Using a combination of molecular biology, biochemical, and fluorescence-based confocal microscopy techniques, our studies in HBECs and Calu-3 cells revealed that regulation of mucin exocytosis via PAR activation involves intracellular calcium mobilization, cytoskeleton remodeling, and activation of Rho and myosin light chain kinases. Currently, we are identifying other signaling elements necessary for mucin exocytosis that are recruited downstream from G-protein coupled receptor activation. Our findings on regulatory elements of mucin exocytosis in cell cultures are being further tested in vivo in mouse models of lung diseases in collaboration with the UNC-CF Center Mouse Models Core.

 We have optimized a protocol for isolation/purification of intact mucin granules (Kreda et al, 2010 J Physiol 588:2255). In collaboration with Dr. Lazarowsk’s lab, we established that mucin granules contain a pool of nucleotides that is coordinately released with mucins during granule exocytosis. This mechanism of regulated nucleotide release provides paracrine signaling to ciliated cells for mucin hydration and dispersion into the airway surface mucus.
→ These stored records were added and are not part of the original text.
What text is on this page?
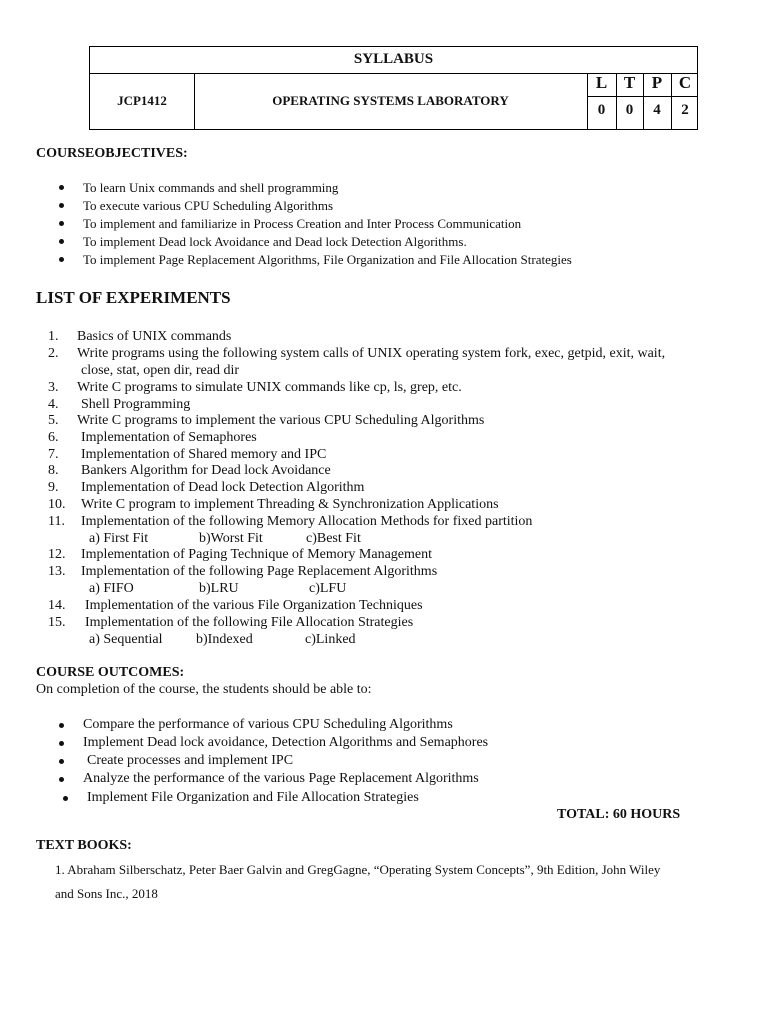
SYLLABUS
JCP1412	OPERATING SYSTEMS LABORATORY
L T P C
0	0	4	2
COURSEOBJECTIVES:
To learn Unix commands and shell programming
To execute various CPU Scheduling Algorithms
To implement and familiarize in Process Creation and Inter Process Communication
To implement Dead lock Avoidance and Dead lock Detection Algorithms.
To implement Page Replacement Algorithms, File Organization and File Allocation Strategies
LIST OF EXPERIMENTS
1. Basics of UNIX commands
2. Write programs using the following system calls of UNIX operating system fork, exec, getpid, exit, wait,
close, stat, open dir, read dir
3. Write C programs to simulate UNIX commands like cp, ls, grep, etc.
4. Shell Programming
5. Write C programs to implement the various CPU Scheduling Algorithms
6. Implementation of Semaphores
7. Implementation of Shared memory and IPC
8. Bankers Algorithm for Dead lock Avoidance
9. Implementation of Dead lock Detection Algorithm
10. Write C program to implement Threading & Synchronization Applications
11. Implementation of the following Memory Allocation Methods for fixed partition
a) First Fit	b)Worst Fit	c)Best Fit
12. Implementation of Paging Technique of Memory Management
13. Implementation of the following Page Replacement Algorithms
a) FIFO	b)LRU	c)LFU
14. Implementation of the various File Organization Techniques
15. Implementation of the following File Allocation Strategies
a) Sequential b)Indexed	c)Linked
COURSE OUTCOMES:
On completion of the course, the students should be able to:
Compare the performance of various CPU Scheduling Algorithms
Implement Dead lock avoidance, Detection Algorithms and Semaphores
Create processes and implement IPC
Analyze the performance of the various Page Replacement Algorithms
Implement File Organization and File Allocation Strategies
TOTAL: 60 HOURS
TEXT BOOKS:
1. Abraham Silberschatz, Peter Baer Galvin and GregGagne, “Operating System Concepts”, 9th Edition, John Wiley
and Sons Inc., 2018
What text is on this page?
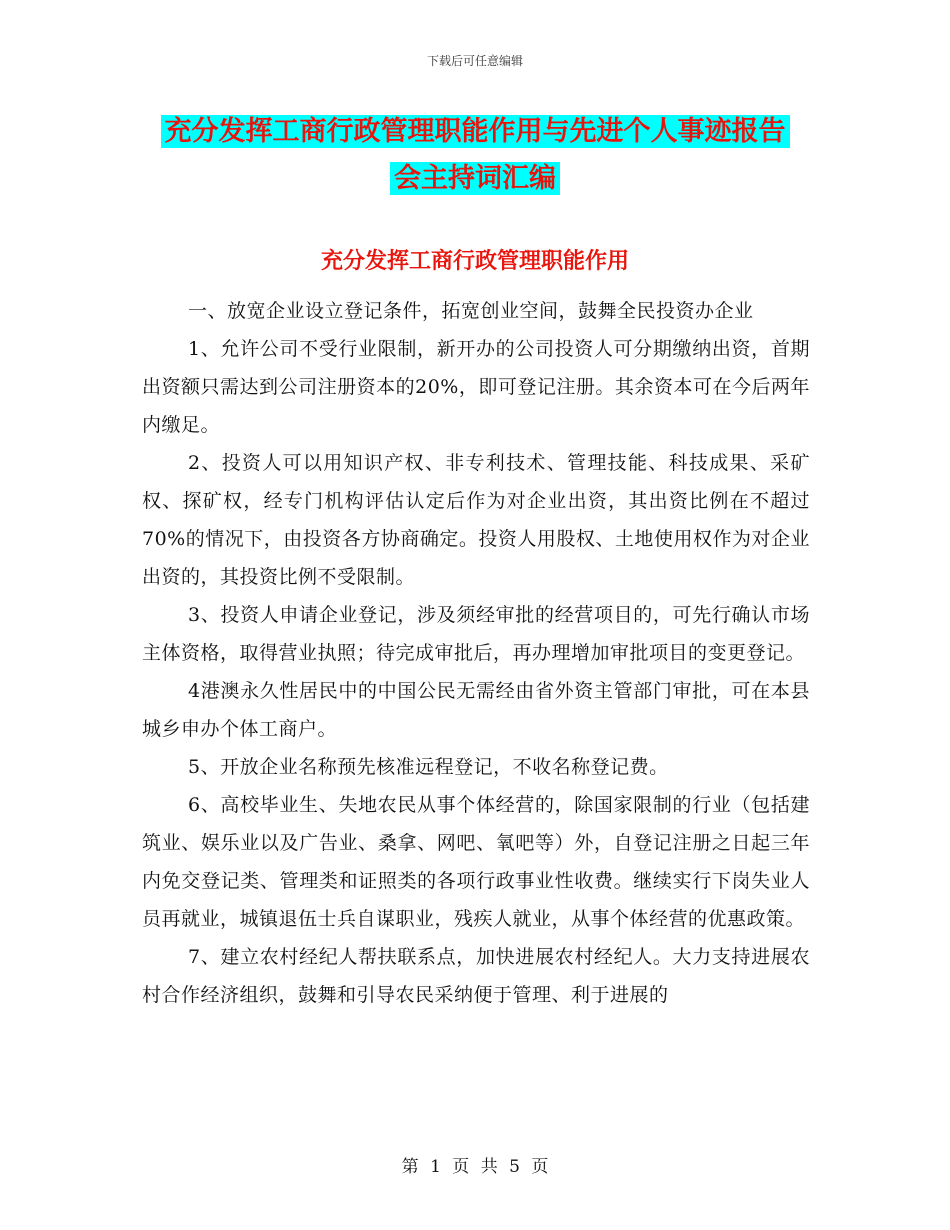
下载后可任意编辑
充分发挥工商行政管理职能作用与先进个人事迹报告
会主持词汇编
充分发挥工商行政管理职能作用

一、放宽企业设立登记条件，拓宽创业空间，鼓舞全民投资办企业

1、允许公司不受行业限制，新开办的公司投资人可分期缴纳出资，首期出资额只需达到公司注册资本的20%，即可登记注册。其余资本可在今后两年内缴足。

2、投资人可以用知识产权、非专利技术、管理技能、科技成果、采矿权、探矿权，经专门机构评估认定后作为对企业出资，其出资比例在不超过70%的情况下，由投资各方协商确定。投资人用股权、土地使用权作为对企业出资的，其投资比例不受限制。

3、投资人申请企业登记，涉及须经审批的经营项目的，可先行确认市场主体资格，取得营业执照；待完成审批后，再办理增加审批项目的变更登记。

4港澳永久性居民中的中国公民无需经由省外资主管部门审批，可在本县城乡申办个体工商户。

5、开放企业名称预先核准远程登记，不收名称登记费。

6、高校毕业生、失地农民从事个体经营的，除国家限制的行业（包括建筑业、娱乐业以及广告业、桑拿、网吧、氧吧等）外，自登记注册之日起三年内免交登记类、管理类和证照类的各项行政事业性收费。继续实行下岗失业人员再就业，城镇退伍士兵自谋职业，残疾人就业，从事个体经营的优惠政策。

7、建立农村经纪人帮扶联系点，加快进展农村经纪人。大力支持进展农村合作经济组织，鼓舞和引导农民采纳便于管理、利于进展的

第 1 页 共 5 页
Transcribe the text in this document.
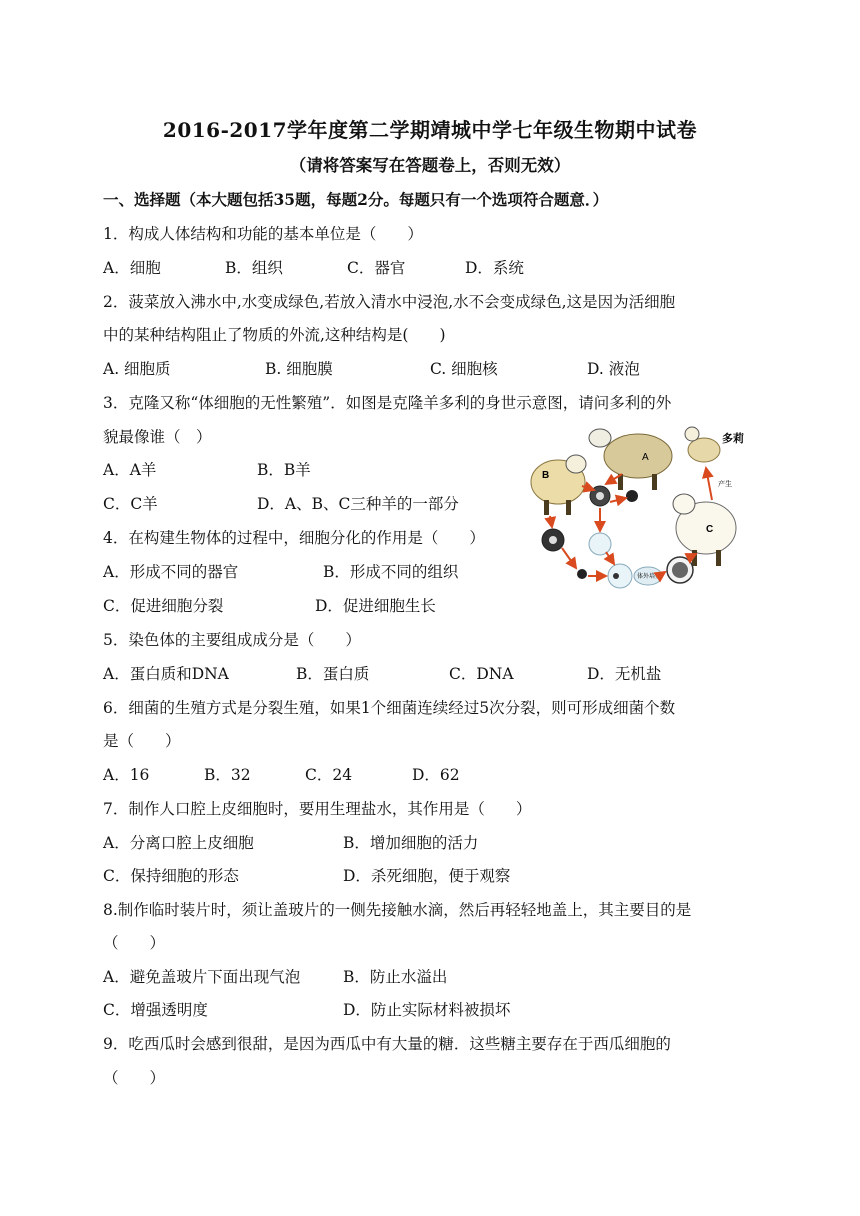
2016-2017学年度第二学期靖城中学七年级生物期中试卷
（请将答案写在答题卷上，否则无效）
一、选择题（本大题包括35题，每题2分。每题只有一个选项符合题意．）
1．构成人体结构和功能的基本单位是（　　）
A．细胞	B．组织	C．器官	D．系统
2．菠菜放入沸水中,水变成绿色,若放入清水中浸泡,水不会变成绿色,这是因为活细胞
中的某种结构阻止了物质的外流,这种结构是(　　)
A. 细胞质	B. 细胞膜	C. 细胞核	D. 液泡
3．克隆又称“体细胞的无性繁殖”．如图是克隆羊多利的身世示意图，请问多利的外
貌最像谁（　）
A．A羊	B．B羊
C．C羊	D．A、B、C三种羊的一部分
4．在构建生物体的过程中，细胞分化的作用是（　　）
A．形成不同的器官	B．形成不同的组织
C．促进细胞分裂	D．促进细胞生长
5．染色体的主要组成成分是（　　）
A．蛋白质和DNA	B．蛋白质	C．DNA	D．无机盐
6．细菌的生殖方式是分裂生殖，如果1个细菌连续经过5次分裂，则可形成细菌个数
是（　　）
A．16	B．32	C．24	D．62
7．制作人口腔上皮细胞时，要用生理盐水，其作用是（　　）
A．分离口腔上皮细胞	B．增加细胞的活力
C．保持细胞的形态	D．杀死细胞，便于观察
8.制作临时装片时，须让盖玻片的一侧先接触水滴，然后再轻轻地盖上，其主要目的是
（　　）
A．避免盖玻片下面出现气泡	B．防止水溢出
C．增强透明度	D．防止实际材料被损坏
9．吃西瓜时会感到很甜，是因为西瓜中有大量的糖．这些糖主要存在于西瓜细胞的
（　　）
A
B
C
多莉
产生
体外培养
The isolation of mucin granules has also allowed us to characterize components of the airway mucin granule exocytotic machinery. Recently, we identified VAMP8 as a critical SNARE for mucin granule exocytosis in airway goblet cells of human airway epithelia (Jones et al, 2012 J Physiol 590:545).

The regulatory role of VAMP8 in airway goblet cell exocytosis was further investigated in vivo. As observed in in vitro studies, in VAMP8 knockout mice with induced airway inflammation, agonist-stimulated mucin degranulation is inhibited in airway epithelium.



Our lab has developed/optimized in vitro and in vivo models of lung diseases and a battery of quantitative assays to evaluate mucin production in airway epithelia. We have numerous successful collaborations with scientists from UNC and other Institutions.

In collaboration with pharmaceutical companies, we have been studying the effect of novel drugs on mucin production and their potential therapeutic use in obstructive lung diseases. Information about future/potential collaborations can be obtained by directly contacting Silvia Kreda.


Silvia M. Kreda, PhD, Assistant Professor of Medicine holds an appointment in the Department of Medicine. Her laboratory is located within the Cystic Fibrosis/Pulmonary Research & Treatment Center.


  • 1992 Post Doctorate: University of North Carolina at Chapel Hill
  • 1992 Ph.D.: University of Buenos Aires, Argentina 
  • 1987 M.S.: University of Buenos Aires, Argentina 
  • 1986 Pharm D., R.Ph.: University of Buenos Aires, Argentina
  • 1984 B.S.: University of Buenos Aires, Argentina

Funding Sources

Cystic Fibrosis Foundation, National Institutes of Health (NIH), NCTraCS (the NIH CTSA at UNC-CH), AstraZeneca, and Forest Research Institute.

CF Walk Large

Silvia (front, kneeling) walking with her certified therapy dog, Whiskey, and CF Center colleagues during the annual Chapel Hill Great Strides walk to raise awareness and funds for Cystic Fibrosis research.